If $$E$$ from one wavelet interacts with another wavelet, the phase shift between the two waves modifies the observable intensity,

$I = E_o0^2 \dfrac{|\cos ϕ|}{8π}$

where $$ϕ$$ is the phase shift. When $$ϕ = π/2$$ or $$3π/2$$ radians, the intensity goes to 0. This is illustrated in the figure below. The upper wave is taken as the reference phase. In the left-hand inset, the second wave is in phase, giving an output with the same phase and summed amplitude. In the middle inset, the second wave lags the first by 1/4 wavelength (π/2 radians, giving $$ϕ = π/4$$), so the sum is reduced in amplitude compared to the first case. In the last inset, the two waves are shifted by half a wavelength (π radians, giving ϕ = π/2), and the summed electric field vanishes (see the flat line?).

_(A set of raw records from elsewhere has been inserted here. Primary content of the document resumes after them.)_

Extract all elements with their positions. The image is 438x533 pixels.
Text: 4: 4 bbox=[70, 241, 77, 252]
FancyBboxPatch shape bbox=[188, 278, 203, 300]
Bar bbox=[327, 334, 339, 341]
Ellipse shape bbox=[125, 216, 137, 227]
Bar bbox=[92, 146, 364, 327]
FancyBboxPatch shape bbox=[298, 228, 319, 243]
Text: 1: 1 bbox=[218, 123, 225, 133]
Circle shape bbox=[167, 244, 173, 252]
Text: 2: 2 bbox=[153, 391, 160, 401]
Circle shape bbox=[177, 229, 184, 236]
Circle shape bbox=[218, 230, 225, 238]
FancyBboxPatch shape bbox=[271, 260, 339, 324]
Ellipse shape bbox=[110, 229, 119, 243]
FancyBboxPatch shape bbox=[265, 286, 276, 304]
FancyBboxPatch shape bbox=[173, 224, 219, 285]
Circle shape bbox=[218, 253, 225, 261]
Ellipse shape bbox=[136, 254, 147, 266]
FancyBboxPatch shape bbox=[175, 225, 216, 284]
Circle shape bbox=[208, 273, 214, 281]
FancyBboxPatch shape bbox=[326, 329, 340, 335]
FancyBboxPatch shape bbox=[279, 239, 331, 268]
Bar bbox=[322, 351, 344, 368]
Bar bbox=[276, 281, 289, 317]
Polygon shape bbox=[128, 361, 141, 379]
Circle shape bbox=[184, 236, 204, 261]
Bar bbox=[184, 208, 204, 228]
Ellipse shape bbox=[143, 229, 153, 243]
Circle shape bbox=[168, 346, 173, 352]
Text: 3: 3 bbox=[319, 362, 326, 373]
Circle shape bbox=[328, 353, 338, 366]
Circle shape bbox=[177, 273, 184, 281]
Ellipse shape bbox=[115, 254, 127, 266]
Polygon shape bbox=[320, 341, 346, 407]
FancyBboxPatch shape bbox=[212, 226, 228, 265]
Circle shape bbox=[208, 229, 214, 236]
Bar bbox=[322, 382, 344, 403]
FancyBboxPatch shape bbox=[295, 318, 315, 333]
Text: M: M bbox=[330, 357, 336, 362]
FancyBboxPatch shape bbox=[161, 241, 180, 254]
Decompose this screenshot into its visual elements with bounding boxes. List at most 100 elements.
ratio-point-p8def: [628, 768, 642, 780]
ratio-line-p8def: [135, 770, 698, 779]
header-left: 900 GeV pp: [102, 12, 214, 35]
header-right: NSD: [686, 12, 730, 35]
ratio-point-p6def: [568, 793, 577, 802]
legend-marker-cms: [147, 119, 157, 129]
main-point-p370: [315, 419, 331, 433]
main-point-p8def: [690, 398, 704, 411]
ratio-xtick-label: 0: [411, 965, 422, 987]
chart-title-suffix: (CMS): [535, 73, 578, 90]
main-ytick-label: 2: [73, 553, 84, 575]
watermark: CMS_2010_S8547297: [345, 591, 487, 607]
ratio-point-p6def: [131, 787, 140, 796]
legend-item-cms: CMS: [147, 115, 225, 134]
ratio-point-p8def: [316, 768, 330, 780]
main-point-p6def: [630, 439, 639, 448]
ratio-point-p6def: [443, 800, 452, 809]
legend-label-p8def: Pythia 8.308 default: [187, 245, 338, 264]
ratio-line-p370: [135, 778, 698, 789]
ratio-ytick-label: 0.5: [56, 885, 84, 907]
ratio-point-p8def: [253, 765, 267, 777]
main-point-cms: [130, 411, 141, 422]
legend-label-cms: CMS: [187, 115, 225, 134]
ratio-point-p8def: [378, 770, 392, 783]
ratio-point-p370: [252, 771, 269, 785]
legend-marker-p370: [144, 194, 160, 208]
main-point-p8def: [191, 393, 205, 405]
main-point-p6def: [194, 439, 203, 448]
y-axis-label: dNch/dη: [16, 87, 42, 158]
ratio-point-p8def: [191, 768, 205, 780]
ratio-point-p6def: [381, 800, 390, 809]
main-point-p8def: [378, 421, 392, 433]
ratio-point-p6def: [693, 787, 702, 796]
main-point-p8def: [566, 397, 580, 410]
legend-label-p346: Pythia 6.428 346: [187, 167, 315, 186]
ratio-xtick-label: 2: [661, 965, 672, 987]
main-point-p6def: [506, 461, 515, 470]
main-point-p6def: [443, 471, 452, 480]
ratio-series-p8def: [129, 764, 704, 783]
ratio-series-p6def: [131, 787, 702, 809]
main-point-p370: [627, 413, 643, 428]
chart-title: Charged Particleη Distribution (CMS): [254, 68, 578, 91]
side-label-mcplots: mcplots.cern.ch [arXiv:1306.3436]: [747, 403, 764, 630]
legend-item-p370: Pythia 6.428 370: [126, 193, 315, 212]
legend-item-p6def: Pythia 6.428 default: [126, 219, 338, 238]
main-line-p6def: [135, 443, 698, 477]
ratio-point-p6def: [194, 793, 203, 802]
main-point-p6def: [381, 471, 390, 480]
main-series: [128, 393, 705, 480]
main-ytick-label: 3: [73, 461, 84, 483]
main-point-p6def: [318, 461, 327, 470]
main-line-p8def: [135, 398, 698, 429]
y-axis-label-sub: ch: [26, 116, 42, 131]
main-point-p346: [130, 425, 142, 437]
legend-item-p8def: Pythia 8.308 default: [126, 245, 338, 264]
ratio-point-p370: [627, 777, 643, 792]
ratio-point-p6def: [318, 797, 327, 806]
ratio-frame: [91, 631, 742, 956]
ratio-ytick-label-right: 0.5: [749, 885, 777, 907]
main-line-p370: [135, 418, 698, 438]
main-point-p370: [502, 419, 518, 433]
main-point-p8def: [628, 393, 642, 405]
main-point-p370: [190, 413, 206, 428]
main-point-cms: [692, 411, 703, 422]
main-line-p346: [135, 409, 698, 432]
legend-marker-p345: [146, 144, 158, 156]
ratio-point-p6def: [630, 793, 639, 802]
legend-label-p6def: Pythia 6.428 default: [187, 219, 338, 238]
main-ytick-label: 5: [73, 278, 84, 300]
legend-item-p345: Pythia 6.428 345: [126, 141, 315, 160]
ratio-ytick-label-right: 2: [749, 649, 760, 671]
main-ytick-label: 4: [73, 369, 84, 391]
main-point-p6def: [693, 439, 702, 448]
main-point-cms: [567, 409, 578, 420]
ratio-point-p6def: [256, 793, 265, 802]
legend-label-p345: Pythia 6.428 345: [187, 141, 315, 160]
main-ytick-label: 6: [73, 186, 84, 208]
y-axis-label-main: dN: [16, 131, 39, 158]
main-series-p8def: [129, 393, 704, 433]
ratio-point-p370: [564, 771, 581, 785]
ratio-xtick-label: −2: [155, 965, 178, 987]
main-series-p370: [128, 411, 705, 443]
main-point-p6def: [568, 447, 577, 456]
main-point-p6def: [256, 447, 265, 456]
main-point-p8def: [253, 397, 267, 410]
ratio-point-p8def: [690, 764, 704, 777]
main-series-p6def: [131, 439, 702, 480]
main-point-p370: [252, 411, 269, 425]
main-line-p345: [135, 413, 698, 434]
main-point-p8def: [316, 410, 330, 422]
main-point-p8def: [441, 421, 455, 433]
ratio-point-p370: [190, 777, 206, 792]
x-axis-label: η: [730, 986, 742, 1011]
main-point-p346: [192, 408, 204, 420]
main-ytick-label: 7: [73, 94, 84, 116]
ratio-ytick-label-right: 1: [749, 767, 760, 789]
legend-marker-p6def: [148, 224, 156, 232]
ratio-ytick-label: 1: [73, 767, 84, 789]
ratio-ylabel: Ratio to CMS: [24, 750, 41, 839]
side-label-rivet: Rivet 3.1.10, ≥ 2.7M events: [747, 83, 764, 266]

Click on a thumbnail image below to see a bigger image for the shifts:

Interference_In_Phase

Interference_Quarterwave_Shift

Interference_Halfwave_Shift

## The Grating Construction

A periodically-roughened surface: the diffraction grating

While the drawing doesn't indicate scale, d (the groove spacing) is typically small -- much less than 1 mm. Common groove densities (1/d) are 300, 600, 1200, 2400, 3600, and 4800 grooves per mm, corresponding to d = 3.3333 µm to 208.33 nm respectively.